2) Bite it. PP and PE bags sealed with an electric heat sealer are opened by means of “bite it method”. Just bite it in absence of scissors and knife. Why bother get those sharps if own teeth comes in handy.
3) Easy pull apart seals. Common on cheaper crackers (one to two pesos each). The seal is about half inch wide and seems very strong. However, it can be pulled apart easily by hand.
4) Tear here. A “tear here” mark is printed somewhere on label, commonly on top corner. It is accompanied by a thin shallow v-shape cut. Pull it to open.
5) Zig zag end. Automatic form-pack-seal machine cut each portion either straight or zig zag. The latter looks better than the first. Seems an intentional decoration but it’s not. It is meant for easy opening. It is like a group of many “tear here”.
6) Punch here. I mean insert straw here. Seen on juices in aluminum pouches. A small hole covered with soft plastic film is provided for easy straw insertion. However, the pouch is usually turned up side down and the hard plastic straw is punch on bottom cover.
6) Screw cap. An enhancement of aluminum pouches. A screw cap mechanisms is installed on upper top corner. Unscrew to open and get contents.
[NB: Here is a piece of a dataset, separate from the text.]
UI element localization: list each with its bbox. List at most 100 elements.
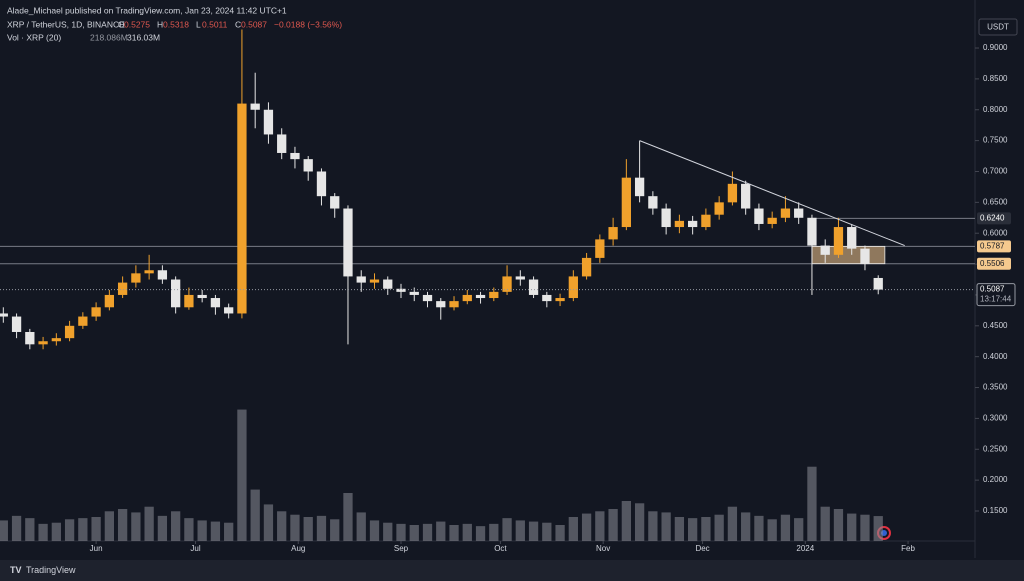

Screw the cap back to reseal and store the unconsumed product.
7) Thin laminates. The instant coffee in stick packages. Upper portion is thin and weak, in can be teared easily with bare hands.
8) Bread twisting ties and clips. A soft bread package is either 1) both ends are knotted, 2) tied with plastic insulated piece of wire, the same material used to organize electric cords, and 3) fixed with a bread tag or clip.